Doctor Who Engines of War – George Mann

The War Doctor
The War Doctor

Between 1989 and 2005 I read a lot of Doctor Who novels. For those not familiar with those dates they represent the years that The Doctor was largely absent from our televisions. But he lived on in print and I lapped up those stories. Thanks to the excellent Target Books range I could read the stories of the adventures that had been broadcast on TV between 1963 and 1989. Then along came Virgin Publishing who released a range of books (one per month at their peak) featuring the continuing adventures of the 7th Doctor. These were joined after a couple of years by Past Doctor stories – tales designed to slip in between the stories which had been broadcast on television and featured Doctors 1-6 and their respective travelling companions.

Then in 1996 we got the 8th Doctor TV Movie. Things changed (including the Doctor). BBC Books took back ownership of the Doctor Who stories and began a lengthy run of original novels featuring the 8th Doctor and they also published their own Past Doctor stories too. I would usually buy two Doctor Who books per month – for around 14 years. I have read A LOT of Doctor Who novels.

When the show re-launched on BBC in 2005 the books continued but the addition of 1 small child to our household curtailed the book buying for me.

However, my devotion to the print adventures of our favourite Time Lord puts me in a pretty strong position to assess the latest offering: Engines of War by George Mann.

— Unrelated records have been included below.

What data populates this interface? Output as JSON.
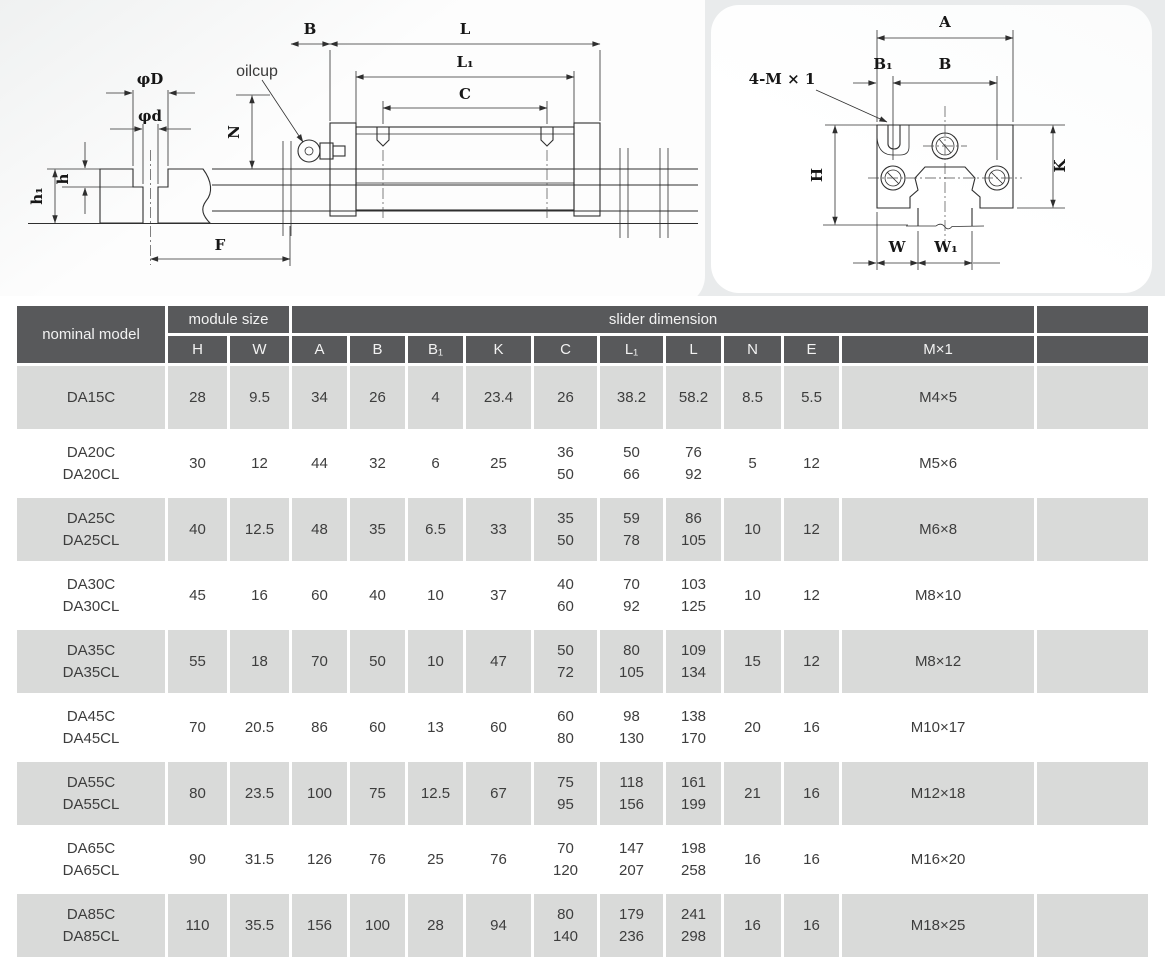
{
  "colors": {
    "header_bg": "#58595b",
    "header_text": "#f2f2f2",
    "row_alt": "#d9dad9",
    "row_white": "#ffffff",
    "body_text": "#3d3d3d",
    "line": "#2f2f2f"
  },
  "diagram_left": {
    "labels": {
      "oilcup": "oilcup",
      "phi_d_major": "φD",
      "phi_d_minor": "φd",
      "b": "B",
      "l": "L",
      "l1": "L₁",
      "c": "C",
      "n": "N",
      "h": "h",
      "h1": "h₁",
      "f": "F"
    }
  },
  "diagram_right": {
    "labels": {
      "a": "A",
      "b1": "B₁",
      "b": "B",
      "bolt_spec": "4-M × 1",
      "h": "H",
      "k": "K",
      "w": "W",
      "w1": "W₁"
    }
  },
  "table": {
    "group_headers": {
      "nominal_model": "nominal model",
      "module_size": "module size",
      "slider_dimension": "slider dimension"
    },
    "columns": [
      "H",
      "W",
      "A",
      "B",
      "B₁",
      "K",
      "C",
      "L₁",
      "L",
      "N",
      "E",
      "M×1"
    ],
    "rows": [
      {
        "model": "DA15C",
        "values": [
          "28",
          "9.5",
          "34",
          "26",
          "4",
          "23.4",
          "26",
          "38.2",
          "58.2",
          "8.5",
          "5.5",
          "M4×5"
        ]
      },
      {
        "model": "DA20C\nDA20CL",
        "values": [
          "30",
          "12",
          "44",
          "32",
          "6",
          "25",
          "36\n50",
          "50\n66",
          "76\n92",
          "5",
          "12",
          "M5×6"
        ]
      },
      {
        "model": "DA25C\nDA25CL",
        "values": [
          "40",
          "12.5",
          "48",
          "35",
          "6.5",
          "33",
          "35\n50",
          "59\n78",
          "86\n105",
          "10",
          "12",
          "M6×8"
        ]
      },
      {
        "model": "DA30C\nDA30CL",
        "values": [
          "45",
          "16",
          "60",
          "40",
          "10",
          "37",
          "40\n60",
          "70\n92",
          "103\n125",
          "10",
          "12",
          "M8×10"
        ]
      },
      {
        "model": "DA35C\nDA35CL",
        "values": [
          "55",
          "18",
          "70",
          "50",
          "10",
          "47",
          "50\n72",
          "80\n105",
          "109\n134",
          "15",
          "12",
          "M8×12"
        ]
      },
      {
        "model": "DA45C\nDA45CL",
        "values": [
          "70",
          "20.5",
          "86",
          "60",
          "13",
          "60",
          "60\n80",
          "98\n130",
          "138\n170",
          "20",
          "16",
          "M10×17"
        ]
      },
      {
        "model": "DA55C\nDA55CL",
        "values": [
          "80",
          "23.5",
          "100",
          "75",
          "12.5",
          "67",
          "75\n95",
          "118\n156",
          "161\n199",
          "21",
          "16",
          "M12×18"
        ]
      },
      {
        "model": "DA65C\nDA65CL",
        "values": [
          "90",
          "31.5",
          "126",
          "76",
          "25",
          "76",
          "70\n120",
          "147\n207",
          "198\n258",
          "16",
          "16",
          "M16×20"
        ]
      },
      {
        "model": "DA85C\nDA85CL",
        "values": [
          "110",
          "35.5",
          "156",
          "100",
          "28",
          "94",
          "80\n140",
          "179\n236",
          "241\n298",
          "16",
          "16",
          "M18×25"
        ]
      }
    ]
  }
}
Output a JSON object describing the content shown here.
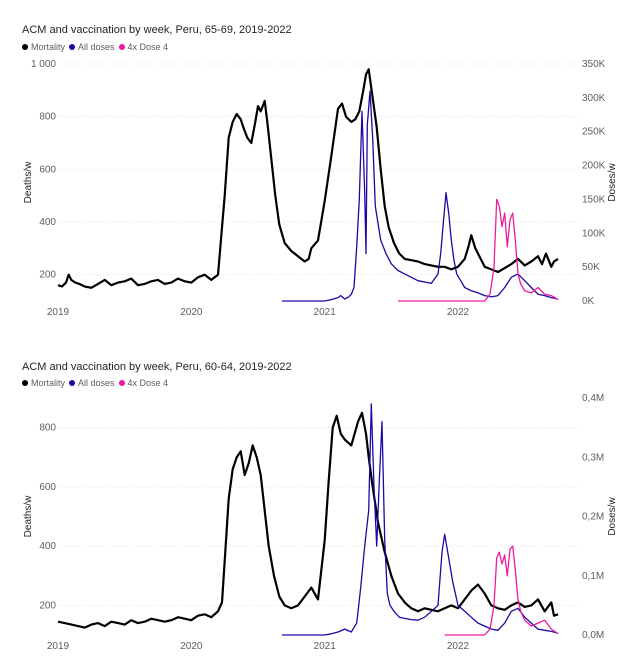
{
  "colors": {
    "mortality": "#000000",
    "all_doses": "#1a0aa3",
    "dose4": "#ec1ba0",
    "grid": "#e2e2e2",
    "text": "#605e5c"
  },
  "chart_data": [
    {
      "type": "line",
      "title": "ACM and vaccination by week, Peru, 65-69, 2019-2022",
      "ylabel": "Deaths/w",
      "y2label": "Doses/w",
      "ylim": [
        100,
        1000
      ],
      "y2lim": [
        0,
        350000
      ],
      "yticks": [
        200,
        400,
        600,
        800,
        1000
      ],
      "ytick_labels": [
        "200",
        "400",
        "600",
        "800",
        "1 000"
      ],
      "y2ticks": [
        0,
        50000,
        100000,
        150000,
        200000,
        250000,
        300000,
        350000
      ],
      "y2tick_labels": [
        "0K",
        "50K",
        "100K",
        "150K",
        "200K",
        "250K",
        "300K",
        "350K"
      ],
      "xlim": [
        2019.0,
        2022.9
      ],
      "xticks": [
        2019,
        2020,
        2021,
        2022
      ],
      "xtick_labels": [
        "2019",
        "2020",
        "2021",
        "2022"
      ],
      "grid": true,
      "legend_position": "top-left",
      "legend": [
        "Mortality",
        "All doses",
        "4x Dose 4"
      ],
      "series": [
        {
          "name": "Mortality",
          "axis": "left",
          "color": "#000000",
          "x": [
            2019.0,
            2019.03,
            2019.06,
            2019.08,
            2019.1,
            2019.13,
            2019.16,
            2019.2,
            2019.25,
            2019.3,
            2019.35,
            2019.4,
            2019.45,
            2019.5,
            2019.55,
            2019.6,
            2019.65,
            2019.7,
            2019.75,
            2019.8,
            2019.85,
            2019.9,
            2019.95,
            2020.0,
            2020.05,
            2020.1,
            2020.15,
            2020.2,
            2020.25,
            2020.28,
            2020.31,
            2020.34,
            2020.37,
            2020.39,
            2020.42,
            2020.45,
            2020.48,
            2020.5,
            2020.52,
            2020.55,
            2020.57,
            2020.6,
            2020.63,
            2020.66,
            2020.7,
            2020.75,
            2020.8,
            2020.85,
            2020.88,
            2020.9,
            2020.95,
            2021.0,
            2021.05,
            2021.1,
            2021.13,
            2021.16,
            2021.2,
            2021.23,
            2021.26,
            2021.29,
            2021.31,
            2021.33,
            2021.36,
            2021.39,
            2021.42,
            2021.45,
            2021.48,
            2021.52,
            2021.56,
            2021.6,
            2021.65,
            2021.7,
            2021.75,
            2021.8,
            2021.85,
            2021.9,
            2021.95,
            2022.0,
            2022.05,
            2022.08,
            2022.1,
            2022.13,
            2022.17,
            2022.2,
            2022.25,
            2022.3,
            2022.35,
            2022.4,
            2022.45,
            2022.5,
            2022.55,
            2022.6,
            2022.63,
            2022.66,
            2022.7,
            2022.72,
            2022.75
          ],
          "values": [
            160,
            155,
            170,
            200,
            180,
            170,
            165,
            155,
            150,
            165,
            180,
            160,
            170,
            175,
            185,
            160,
            165,
            175,
            180,
            165,
            170,
            185,
            175,
            170,
            190,
            200,
            180,
            200,
            500,
            720,
            780,
            810,
            790,
            760,
            720,
            700,
            780,
            840,
            820,
            860,
            780,
            640,
            500,
            390,
            320,
            290,
            270,
            250,
            260,
            300,
            330,
            480,
            650,
            830,
            850,
            800,
            780,
            790,
            820,
            900,
            960,
            980,
            870,
            760,
            600,
            460,
            380,
            320,
            280,
            260,
            255,
            250,
            240,
            235,
            230,
            230,
            220,
            230,
            260,
            310,
            350,
            300,
            260,
            230,
            220,
            210,
            225,
            240,
            260,
            235,
            250,
            270,
            240,
            280,
            230,
            250,
            260
          ]
        },
        {
          "name": "All doses",
          "axis": "right",
          "color": "#1a0aa3",
          "x": [
            2020.68,
            2020.8,
            2020.9,
            2021.0,
            2021.05,
            2021.1,
            2021.12,
            2021.15,
            2021.18,
            2021.2,
            2021.22,
            2021.24,
            2021.26,
            2021.28,
            2021.3,
            2021.31,
            2021.32,
            2021.34,
            2021.36,
            2021.38,
            2021.42,
            2021.46,
            2021.5,
            2021.55,
            2021.6,
            2021.65,
            2021.7,
            2021.75,
            2021.8,
            2021.85,
            2021.87,
            2021.89,
            2021.91,
            2021.93,
            2021.95,
            2021.97,
            2021.99,
            2022.02,
            2022.05,
            2022.1,
            2022.15,
            2022.2,
            2022.25,
            2022.3,
            2022.35,
            2022.4,
            2022.45,
            2022.5,
            2022.55,
            2022.6,
            2022.65,
            2022.7,
            2022.75
          ],
          "values": [
            0,
            0,
            0,
            0,
            2000,
            5000,
            8000,
            3000,
            6000,
            10000,
            20000,
            80000,
            150000,
            280000,
            160000,
            70000,
            260000,
            310000,
            240000,
            140000,
            90000,
            70000,
            55000,
            45000,
            40000,
            35000,
            30000,
            28000,
            26000,
            40000,
            70000,
            115000,
            160000,
            130000,
            90000,
            60000,
            40000,
            30000,
            20000,
            15000,
            12000,
            8000,
            6000,
            8000,
            20000,
            35000,
            40000,
            30000,
            20000,
            10000,
            8000,
            5000,
            3000
          ]
        },
        {
          "name": "4x Dose 4",
          "axis": "right",
          "color": "#ec1ba0",
          "x": [
            2021.55,
            2021.7,
            2021.85,
            2022.0,
            2022.1,
            2022.2,
            2022.24,
            2022.27,
            2022.29,
            2022.31,
            2022.33,
            2022.35,
            2022.37,
            2022.39,
            2022.41,
            2022.43,
            2022.45,
            2022.47,
            2022.5,
            2022.55,
            2022.6,
            2022.65,
            2022.7,
            2022.75
          ],
          "values": [
            0,
            0,
            0,
            0,
            0,
            0,
            10000,
            50000,
            150000,
            140000,
            110000,
            130000,
            80000,
            120000,
            130000,
            90000,
            40000,
            25000,
            15000,
            12000,
            20000,
            10000,
            8000,
            2000
          ]
        }
      ]
    },
    {
      "type": "line",
      "title": "ACM and vaccination by week, Peru, 60-64, 2019-2022",
      "ylabel": "Deaths/w",
      "y2label": "Doses/w",
      "ylim": [
        100,
        900
      ],
      "y2lim": [
        0,
        400000
      ],
      "yticks": [
        200,
        400,
        600,
        800
      ],
      "ytick_labels": [
        "200",
        "400",
        "600",
        "800"
      ],
      "y2ticks": [
        0,
        100000,
        200000,
        300000,
        400000
      ],
      "y2tick_labels": [
        "0,0M",
        "0,1M",
        "0,2M",
        "0,3M",
        "0,4M"
      ],
      "xlim": [
        2019.0,
        2022.9
      ],
      "xticks": [
        2019,
        2020,
        2021,
        2022
      ],
      "xtick_labels": [
        "2019",
        "2020",
        "2021",
        "2022"
      ],
      "grid": true,
      "legend_position": "top-left",
      "legend": [
        "Mortality",
        "All doses",
        "4x Dose 4"
      ],
      "series": [
        {
          "name": "Mortality",
          "axis": "left",
          "color": "#000000",
          "x": [
            2019.0,
            2019.05,
            2019.1,
            2019.15,
            2019.2,
            2019.25,
            2019.3,
            2019.35,
            2019.4,
            2019.45,
            2019.5,
            2019.55,
            2019.6,
            2019.65,
            2019.7,
            2019.75,
            2019.8,
            2019.85,
            2019.9,
            2019.95,
            2020.0,
            2020.05,
            2020.1,
            2020.15,
            2020.2,
            2020.23,
            2020.25,
            2020.28,
            2020.31,
            2020.34,
            2020.37,
            2020.4,
            2020.43,
            2020.46,
            2020.49,
            2020.52,
            2020.55,
            2020.58,
            2020.62,
            2020.66,
            2020.7,
            2020.75,
            2020.8,
            2020.85,
            2020.9,
            2020.95,
            2021.0,
            2021.03,
            2021.06,
            2021.09,
            2021.12,
            2021.15,
            2021.2,
            2021.25,
            2021.28,
            2021.31,
            2021.33,
            2021.36,
            2021.4,
            2021.45,
            2021.5,
            2021.55,
            2021.6,
            2021.65,
            2021.7,
            2021.75,
            2021.8,
            2021.85,
            2021.9,
            2021.95,
            2022.0,
            2022.05,
            2022.1,
            2022.15,
            2022.2,
            2022.25,
            2022.3,
            2022.35,
            2022.4,
            2022.45,
            2022.5,
            2022.55,
            2022.6,
            2022.65,
            2022.7,
            2022.72,
            2022.75
          ],
          "values": [
            145,
            140,
            135,
            130,
            125,
            135,
            140,
            130,
            145,
            140,
            135,
            150,
            140,
            145,
            155,
            150,
            145,
            150,
            160,
            155,
            150,
            165,
            170,
            160,
            180,
            210,
            350,
            560,
            660,
            700,
            720,
            640,
            680,
            740,
            700,
            640,
            520,
            400,
            300,
            230,
            200,
            190,
            200,
            230,
            260,
            220,
            420,
            620,
            800,
            840,
            780,
            760,
            740,
            820,
            850,
            780,
            700,
            600,
            480,
            380,
            300,
            240,
            210,
            190,
            180,
            190,
            185,
            180,
            190,
            200,
            190,
            220,
            250,
            270,
            240,
            200,
            190,
            185,
            200,
            210,
            195,
            200,
            220,
            180,
            210,
            165,
            170
          ]
        },
        {
          "name": "All doses",
          "axis": "right",
          "color": "#1a0aa3",
          "x": [
            2020.68,
            2020.8,
            2020.9,
            2021.0,
            2021.05,
            2021.1,
            2021.15,
            2021.2,
            2021.24,
            2021.27,
            2021.3,
            2021.33,
            2021.35,
            2021.37,
            2021.39,
            2021.41,
            2021.43,
            2021.45,
            2021.47,
            2021.49,
            2021.52,
            2021.56,
            2021.6,
            2021.65,
            2021.7,
            2021.75,
            2021.8,
            2021.85,
            2021.88,
            2021.9,
            2021.93,
            2021.96,
            2022.0,
            2022.05,
            2022.1,
            2022.15,
            2022.2,
            2022.25,
            2022.3,
            2022.35,
            2022.4,
            2022.45,
            2022.5,
            2022.55,
            2022.6,
            2022.65,
            2022.7,
            2022.75
          ],
          "values": [
            0,
            0,
            0,
            0,
            2000,
            5000,
            10000,
            5000,
            20000,
            80000,
            150000,
            210000,
            390000,
            250000,
            150000,
            260000,
            360000,
            160000,
            70000,
            50000,
            40000,
            30000,
            28000,
            26000,
            25000,
            30000,
            40000,
            50000,
            140000,
            170000,
            130000,
            90000,
            50000,
            40000,
            30000,
            20000,
            15000,
            10000,
            8000,
            20000,
            40000,
            45000,
            30000,
            20000,
            10000,
            8000,
            6000,
            3000
          ]
        },
        {
          "name": "4x Dose 4",
          "axis": "right",
          "color": "#ec1ba0",
          "x": [
            2021.9,
            2022.0,
            2022.1,
            2022.2,
            2022.24,
            2022.27,
            2022.29,
            2022.31,
            2022.33,
            2022.35,
            2022.37,
            2022.39,
            2022.41,
            2022.43,
            2022.45,
            2022.47,
            2022.5,
            2022.55,
            2022.6,
            2022.65,
            2022.7,
            2022.75
          ],
          "values": [
            0,
            0,
            0,
            0,
            10000,
            50000,
            130000,
            140000,
            120000,
            135000,
            100000,
            145000,
            150000,
            110000,
            60000,
            40000,
            25000,
            15000,
            20000,
            25000,
            10000,
            2000
          ]
        }
      ]
    }
  ]
}
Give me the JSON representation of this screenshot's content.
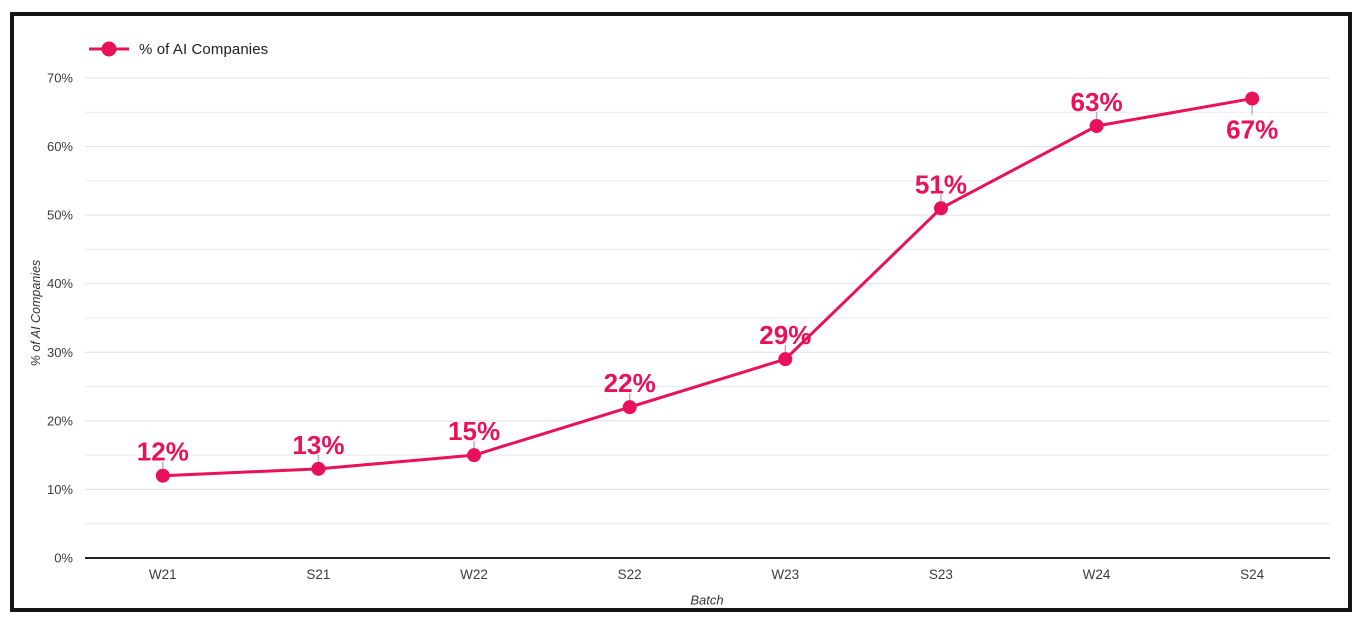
{
  "chart_data": {
    "type": "line",
    "title": "",
    "categories": [
      "W21",
      "S21",
      "W22",
      "S22",
      "W23",
      "S23",
      "W24",
      "S24"
    ],
    "series": [
      {
        "name": "% of AI Companies",
        "values": [
          12,
          13,
          15,
          22,
          29,
          51,
          63,
          67
        ],
        "point_labels": [
          "12%",
          "13%",
          "15%",
          "22%",
          "29%",
          "51%",
          "63%",
          "67%"
        ],
        "label_positions": [
          "above",
          "above",
          "above",
          "above",
          "above",
          "above",
          "above",
          "below"
        ]
      }
    ],
    "xlabel": "Batch",
    "ylabel": "% of AI Companies",
    "ylim": [
      0,
      70
    ],
    "y_major_tick_labels": [
      "0%",
      "10%",
      "20%",
      "30%",
      "40%",
      "50%",
      "60%",
      "70%"
    ],
    "y_major_step": 10,
    "y_minor_step": 5,
    "grid": true,
    "legend_position": "top-left"
  },
  "legend": {
    "items": [
      {
        "label": "% of AI Companies",
        "color": "#E8115A"
      }
    ]
  },
  "colors": {
    "series": "#E8115A",
    "grid_major": "#e0e0e0",
    "grid_minor": "#eaeaea",
    "axis_line": "#212121",
    "tick_text": "#3c3c3c",
    "label_connector": "#b3b3b3",
    "frame_border": "#151515",
    "background": "#ffffff"
  }
}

I am happy to report that it is without doubt one of the best Doctor Who novels I have read. There are lots of things contributing to this and I cannot share them all because <Spoilers>. However, the chance to join The War Doctor is a great start. Throw in a feisty new companion, trips to Gallifrey, Daleks, Timelord political machinations and the unexpected return of some forgotten personalities and there were treats galore for the fans.

The author does a great job of creating the personality of the War Doctor, you can feel the spirit of the character we are so familiar with battling the necessity of the destruction he brings in this unfamiliar guise. Clearly the War Doctor is tormented by the path that he has forced to take and this comes through in Mann’s fast paced story.

To reveal too much of the plot would rob the reader of the chance to enjoy the story unfolding. Suffice to say that I would love to read more of this battle-weary Doctor’s exploits. The new companion (Cinder) was also a great addition to the mix, she and the Doctor enjoy snappy and entertaining dialogue and it is through her eyes we see how the Doctor almost seems to relish his confrontations with those who stand in his path.

Despite this being a War Doctor story we still see a figure determined to do the right thing, protect the innocent and try to bring solutions to lost causes. With little source material available to form a clear image of how the War Doctor could be expected to behave I believe that George Mann has done an admirable job of crafting a hero we can believe in.

The sheer volume of original Doctor Who novels that are available invariably means that some will slip into obscurity. Within both the Virgin and the BBC range of books are tales that lacked any real spark. There were stories which could have featured any characters and the plots were so generic that, aside from calling the main character Doctor, you had no inkling that you were reading about our favourite Gallifreyan. That is why Engines of War stands out – you are never in any doubt of the subject matter and the importance that the story takes in the mythos of Doctor Who adventures. Excellent reading to be had – go grab a copy.